Descending again three steps corresponding to those on the opposite side of the church we come to the design of
Samson slaying the Philistines with the jawbone of an ass (No. 14).
alluded to above. The workmanship and style of this picture certainly resembles that of Joshua and the Five Kings on the north side, but it is a finer and a grander piece of work. The grouping is bolder and more forcible. Samson, a giant figure, is administering chastisement to a Philistine in the manner of a schoolmaster to a naughty boy. He holds aloft, not merely the jawbone of an ass, but the whole skull. Some of his opponents lie slaughtered on the ground, and a crowd of them cowers away in terror, to the right of the composition. (Ill. XX.)

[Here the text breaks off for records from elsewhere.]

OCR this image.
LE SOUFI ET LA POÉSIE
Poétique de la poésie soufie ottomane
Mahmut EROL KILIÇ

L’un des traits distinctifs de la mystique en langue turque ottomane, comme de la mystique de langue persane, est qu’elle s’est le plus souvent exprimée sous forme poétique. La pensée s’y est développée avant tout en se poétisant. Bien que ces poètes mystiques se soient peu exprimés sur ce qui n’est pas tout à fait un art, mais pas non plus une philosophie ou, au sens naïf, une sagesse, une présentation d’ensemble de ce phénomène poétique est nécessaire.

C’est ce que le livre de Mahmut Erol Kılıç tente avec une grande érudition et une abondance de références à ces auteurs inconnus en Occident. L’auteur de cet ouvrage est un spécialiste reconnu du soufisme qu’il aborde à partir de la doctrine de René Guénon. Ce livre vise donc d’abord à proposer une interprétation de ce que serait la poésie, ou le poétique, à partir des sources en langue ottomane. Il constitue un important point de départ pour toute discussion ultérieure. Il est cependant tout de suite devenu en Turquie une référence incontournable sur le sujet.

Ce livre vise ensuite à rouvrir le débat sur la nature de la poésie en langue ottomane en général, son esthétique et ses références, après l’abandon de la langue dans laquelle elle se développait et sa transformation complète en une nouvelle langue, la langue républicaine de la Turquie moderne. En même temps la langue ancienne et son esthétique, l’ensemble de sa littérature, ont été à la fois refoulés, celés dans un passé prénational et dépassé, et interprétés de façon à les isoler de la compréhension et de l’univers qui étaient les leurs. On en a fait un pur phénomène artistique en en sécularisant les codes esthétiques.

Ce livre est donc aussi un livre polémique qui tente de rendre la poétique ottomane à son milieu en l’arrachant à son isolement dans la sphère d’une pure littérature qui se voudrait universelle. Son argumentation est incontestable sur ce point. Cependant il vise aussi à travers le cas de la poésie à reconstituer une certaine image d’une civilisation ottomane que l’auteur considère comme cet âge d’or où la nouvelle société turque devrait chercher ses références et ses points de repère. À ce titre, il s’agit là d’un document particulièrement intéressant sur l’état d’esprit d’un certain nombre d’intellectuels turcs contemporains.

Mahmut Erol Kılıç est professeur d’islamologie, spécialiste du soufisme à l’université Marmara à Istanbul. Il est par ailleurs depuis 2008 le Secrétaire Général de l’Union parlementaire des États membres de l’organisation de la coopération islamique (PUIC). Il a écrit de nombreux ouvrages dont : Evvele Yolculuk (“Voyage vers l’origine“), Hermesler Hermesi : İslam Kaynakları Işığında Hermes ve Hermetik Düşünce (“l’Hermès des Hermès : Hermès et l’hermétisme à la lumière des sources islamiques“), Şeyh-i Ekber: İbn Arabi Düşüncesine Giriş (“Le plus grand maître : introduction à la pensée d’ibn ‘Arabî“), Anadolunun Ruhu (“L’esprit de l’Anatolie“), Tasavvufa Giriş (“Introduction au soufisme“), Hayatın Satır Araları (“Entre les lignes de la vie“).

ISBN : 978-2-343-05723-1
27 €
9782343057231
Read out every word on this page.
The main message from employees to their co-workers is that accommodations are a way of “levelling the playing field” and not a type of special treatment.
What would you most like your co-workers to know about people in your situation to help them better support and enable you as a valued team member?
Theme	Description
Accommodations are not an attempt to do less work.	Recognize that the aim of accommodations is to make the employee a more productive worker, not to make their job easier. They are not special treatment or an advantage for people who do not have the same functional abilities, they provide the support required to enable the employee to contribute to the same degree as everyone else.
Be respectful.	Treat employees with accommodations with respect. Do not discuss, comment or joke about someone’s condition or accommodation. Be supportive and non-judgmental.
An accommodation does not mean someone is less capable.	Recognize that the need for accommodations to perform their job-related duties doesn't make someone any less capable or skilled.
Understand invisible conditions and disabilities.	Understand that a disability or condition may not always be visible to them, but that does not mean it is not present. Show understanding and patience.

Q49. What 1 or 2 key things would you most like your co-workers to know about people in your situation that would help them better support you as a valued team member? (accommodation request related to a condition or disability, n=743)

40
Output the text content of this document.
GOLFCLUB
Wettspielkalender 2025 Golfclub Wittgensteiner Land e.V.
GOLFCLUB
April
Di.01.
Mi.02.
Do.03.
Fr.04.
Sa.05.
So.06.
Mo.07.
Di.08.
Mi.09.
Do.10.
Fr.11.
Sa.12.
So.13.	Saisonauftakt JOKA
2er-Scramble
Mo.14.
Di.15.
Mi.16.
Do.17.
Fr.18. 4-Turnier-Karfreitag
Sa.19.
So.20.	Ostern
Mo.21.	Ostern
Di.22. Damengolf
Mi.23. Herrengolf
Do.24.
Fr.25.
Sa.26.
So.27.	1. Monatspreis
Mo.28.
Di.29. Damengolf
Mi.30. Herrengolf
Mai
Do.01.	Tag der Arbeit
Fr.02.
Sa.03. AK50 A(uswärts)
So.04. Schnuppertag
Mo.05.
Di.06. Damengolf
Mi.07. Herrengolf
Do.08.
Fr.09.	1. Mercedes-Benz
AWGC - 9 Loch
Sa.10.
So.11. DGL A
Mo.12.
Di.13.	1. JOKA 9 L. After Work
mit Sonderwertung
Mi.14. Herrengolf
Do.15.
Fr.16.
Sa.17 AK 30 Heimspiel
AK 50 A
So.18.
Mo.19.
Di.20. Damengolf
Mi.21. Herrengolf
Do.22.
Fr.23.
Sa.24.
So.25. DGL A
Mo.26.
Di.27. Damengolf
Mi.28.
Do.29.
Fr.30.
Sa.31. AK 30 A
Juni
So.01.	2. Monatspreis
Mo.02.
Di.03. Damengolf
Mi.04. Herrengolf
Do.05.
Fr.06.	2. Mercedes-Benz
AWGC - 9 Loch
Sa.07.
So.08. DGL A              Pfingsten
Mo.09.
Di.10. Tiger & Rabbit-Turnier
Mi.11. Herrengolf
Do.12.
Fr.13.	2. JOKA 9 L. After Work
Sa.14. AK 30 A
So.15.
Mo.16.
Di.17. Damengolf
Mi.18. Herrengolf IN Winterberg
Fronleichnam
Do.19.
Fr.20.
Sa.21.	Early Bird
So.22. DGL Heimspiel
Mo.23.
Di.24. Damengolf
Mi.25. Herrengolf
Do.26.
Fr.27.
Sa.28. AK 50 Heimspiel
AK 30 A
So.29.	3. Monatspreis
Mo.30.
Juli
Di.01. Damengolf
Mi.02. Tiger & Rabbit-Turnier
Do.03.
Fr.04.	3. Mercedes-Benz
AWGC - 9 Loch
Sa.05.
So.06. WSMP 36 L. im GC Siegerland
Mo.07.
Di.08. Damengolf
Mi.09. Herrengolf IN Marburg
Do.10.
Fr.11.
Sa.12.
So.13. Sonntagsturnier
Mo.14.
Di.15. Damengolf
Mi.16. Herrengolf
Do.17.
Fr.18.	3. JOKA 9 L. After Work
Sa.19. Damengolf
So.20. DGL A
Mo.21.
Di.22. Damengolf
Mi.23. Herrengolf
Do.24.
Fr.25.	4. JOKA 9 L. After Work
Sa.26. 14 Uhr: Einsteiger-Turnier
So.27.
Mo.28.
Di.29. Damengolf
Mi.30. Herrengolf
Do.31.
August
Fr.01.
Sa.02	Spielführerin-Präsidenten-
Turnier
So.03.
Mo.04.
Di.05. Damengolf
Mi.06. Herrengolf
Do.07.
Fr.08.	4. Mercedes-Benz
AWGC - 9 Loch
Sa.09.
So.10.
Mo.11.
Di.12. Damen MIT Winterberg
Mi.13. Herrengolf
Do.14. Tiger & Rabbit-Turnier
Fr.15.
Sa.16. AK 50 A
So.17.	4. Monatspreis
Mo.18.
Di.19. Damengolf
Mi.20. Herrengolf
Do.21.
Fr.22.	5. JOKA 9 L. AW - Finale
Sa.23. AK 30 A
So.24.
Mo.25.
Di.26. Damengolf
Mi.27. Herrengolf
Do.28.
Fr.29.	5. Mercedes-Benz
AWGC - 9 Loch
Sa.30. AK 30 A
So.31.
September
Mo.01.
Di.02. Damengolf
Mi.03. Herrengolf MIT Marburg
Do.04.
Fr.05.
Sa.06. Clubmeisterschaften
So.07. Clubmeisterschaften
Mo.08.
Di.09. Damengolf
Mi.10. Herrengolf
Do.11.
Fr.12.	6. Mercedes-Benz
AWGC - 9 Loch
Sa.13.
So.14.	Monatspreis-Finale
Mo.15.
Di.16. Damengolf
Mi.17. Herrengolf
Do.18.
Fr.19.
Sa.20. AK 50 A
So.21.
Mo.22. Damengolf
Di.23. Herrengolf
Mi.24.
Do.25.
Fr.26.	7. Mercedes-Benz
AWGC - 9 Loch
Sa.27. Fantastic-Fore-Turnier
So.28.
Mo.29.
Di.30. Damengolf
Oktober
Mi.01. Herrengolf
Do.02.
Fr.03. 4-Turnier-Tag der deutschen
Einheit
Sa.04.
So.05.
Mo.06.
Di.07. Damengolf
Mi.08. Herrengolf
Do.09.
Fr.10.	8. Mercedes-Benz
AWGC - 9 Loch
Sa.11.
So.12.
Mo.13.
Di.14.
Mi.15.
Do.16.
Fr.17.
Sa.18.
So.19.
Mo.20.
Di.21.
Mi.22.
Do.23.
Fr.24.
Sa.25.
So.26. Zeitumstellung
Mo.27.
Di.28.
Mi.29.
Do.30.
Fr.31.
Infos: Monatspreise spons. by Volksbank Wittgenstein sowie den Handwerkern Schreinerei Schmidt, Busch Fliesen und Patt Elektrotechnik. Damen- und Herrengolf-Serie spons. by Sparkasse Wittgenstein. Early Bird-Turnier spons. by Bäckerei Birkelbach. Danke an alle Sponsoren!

This design, as we have said before, is mentioned by Tizio[99] among those projected in 1424, and was probably executed by Paolo di Martino in 1426. On either side of it are the single figures of Moses (No. 16) and Judas Maccabeus (No. 15). Milanesi in his Discorso[100] attributes the figure of Moses, like that of Joshua (No. 23), to Paolo di Martino in 1426, while that of Judas Maccabeus, now hidden almost entirely by the balustrade of the altar of the Blessed Sacrament, and also recorded by Tizio (in the notice already more than once referred to), Padre Micheli[101] supposes, and there is no evidence to contradict him, to have been the work of Domenico del Coro in 1424.
Before descending the step to the South Transept, I would wish to draw the reader’s attention to the fact, that this step does not run parallel with the steps above it, and that the platform is narrower at this end than at the other. Consequently, the design of Samson and those in the transept, now to be described, are all more or less irregular in shape. Whether this is due to some structural defect in the original building, or to some inequality in the foundation, it is impossible now to say.
8. THE SOUTH TRANSEPT.
This transept is complicated in its general plan by the irregularity above referred to. It contains two pictures to correspond to the one (the Story of Judith) on the opposite side of the church, and is further broken up by varied designs, of different sizes, before what was once the Porta del Perdono, and is now the Cappella del Voto.
The first picture, that we come to, is very remarkable, especially since it is the only one which is neither biblical, symbolical, nor heraldic. It professes to be a portrait of the
Emperor Sigismund (No. 13),
who in 1433 was a visitor for some months to the city. (Ill. XXI.)